It will likely be a speech remembered for many years to come, but for all the wrong reasons. As one of Theresa May’s most personal performances to date was overshadowed by an unrelenting cough, a comedian heckling her with a P45 document “from Boris” and her slogan falling apart behind her as she struggled through a calamitous address. Many have highlighted the metaphoric impact of her slogan visibly collapsing behind her, with the party that have prided themselves on competence and party management — disunited and fumbling in front of the electorate.
Despite attempts from the Tory faithful to support her with long periods of applause, the look of palpable pain on the faces of her cabinet — including Boris Johnson — was clear for everyone to see. Of course, everyone gets a cough, and perhaps it was just terrible luck for the Prime Minister that her most important speech — intended to revive the Conservatives — was blighted by an unfortunate loss of voice, rendering her words futile.
Nevertheless, pity is something that no politician hopes for, especially not the Prime Minister, and even more so a leader lacking support and authority from the electorate and their own party. However there were brief moments of humour, with an undoubted humanity shown by May — as the most excruciating moments of her speech were often accompanied by a witty remark and personality that eluded her so significantly during the general election campaign in June.
The majority of people would have been unable to ascertain any policy initiatives put forward by the Prime Minister, yet it is still worth mentioning the substance of the speech itself minus the coughs. The energy price cap and increased housing pledges were introduced, as well as the previously established student fees freeze at the recently increased figure of £9,250. All of this points to an intense problem for the Tory party, as their policy proposals are being forced leftwards as a result of the popularity of Jeremy Corbyn’s left wing Labour party. They are stuck between a rock and a hard (left) place: whether they go all out in attack of Corbyn’s left wing agenda and risk alienating voters, or accommodate left wing policies, shown by May’s adoption of Miliband’s energy price cap — which was deemed “marxist” by Tories not long ago.

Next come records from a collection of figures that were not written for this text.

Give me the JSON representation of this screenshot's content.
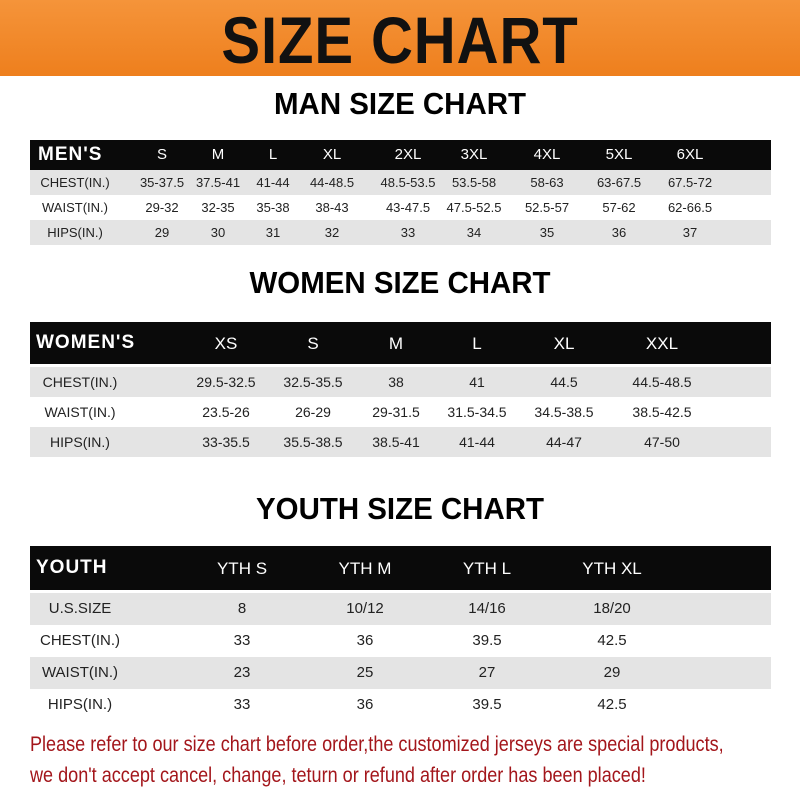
{
  "banner_title": "SIZE CHART",
  "men": {
    "title": "MAN SIZE CHART",
    "header": [
      "MEN'S",
      "S",
      "M",
      "L",
      "XL",
      "2XL",
      "3XL",
      "4XL",
      "5XL",
      "6XL"
    ],
    "rows": [
      [
        "CHEST(IN.)",
        "35-37.5",
        "37.5-41",
        "41-44",
        "44-48.5",
        "48.5-53.5",
        "53.5-58",
        "58-63",
        "63-67.5",
        "67.5-72"
      ],
      [
        "WAIST(IN.)",
        "29-32",
        "32-35",
        "35-38",
        "38-43",
        "43-47.5",
        "47.5-52.5",
        "52.5-57",
        "57-62",
        "62-66.5"
      ],
      [
        "HIPS(IN.)",
        "29",
        "30",
        "31",
        "32",
        "33",
        "34",
        "35",
        "36",
        "37"
      ]
    ]
  },
  "women": {
    "title": "WOMEN SIZE CHART",
    "header": [
      "WOMEN'S",
      "XS",
      "S",
      "M",
      "L",
      "XL",
      "XXL"
    ],
    "rows": [
      [
        "CHEST(IN.)",
        "29.5-32.5",
        "32.5-35.5",
        "38",
        "41",
        "44.5",
        "44.5-48.5"
      ],
      [
        "WAIST(IN.)",
        "23.5-26",
        "26-29",
        "29-31.5",
        "31.5-34.5",
        "34.5-38.5",
        "38.5-42.5"
      ],
      [
        "HIPS(IN.)",
        "33-35.5",
        "35.5-38.5",
        "38.5-41",
        "41-44",
        "44-47",
        "47-50"
      ]
    ]
  },
  "youth": {
    "title": "YOUTH SIZE CHART",
    "header": [
      "YOUTH",
      "YTH S",
      "YTH M",
      "YTH L",
      "YTH XL"
    ],
    "rows": [
      [
        "U.S.SIZE",
        "8",
        "10/12",
        "14/16",
        "18/20"
      ],
      [
        "CHEST(IN.)",
        "33",
        "36",
        "39.5",
        "42.5"
      ],
      [
        "WAIST(IN.)",
        "23",
        "25",
        "27",
        "29"
      ],
      [
        "HIPS(IN.)",
        "33",
        "36",
        "39.5",
        "42.5"
      ]
    ]
  },
  "notice": [
    "Please refer to our size chart before order,the customized jerseys are special products,",
    "we don't accept cancel, change, teturn or refund after order has been placed!"
  ]
}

Theresa May ended her speech calling for party unity after a volatile week of infighting, begun by Boris Johnson and his much criticised intervention on Brexit. However there is a feeling that the Prime Minister’s time may come to an end closer than many predicted, with talk of a Tory plot to oust May despite the lack of credible replacements. May came into conference season a wounded animal, and her address was meant to arrest Tory fears and concerns over her leadership, yet it seems that her stock has only sunk impossibly lower. At times excruciating, it was a speech that will live long in the memory — and was symbolic of Theresa May’s fraught premiership as Prime Minister since the election.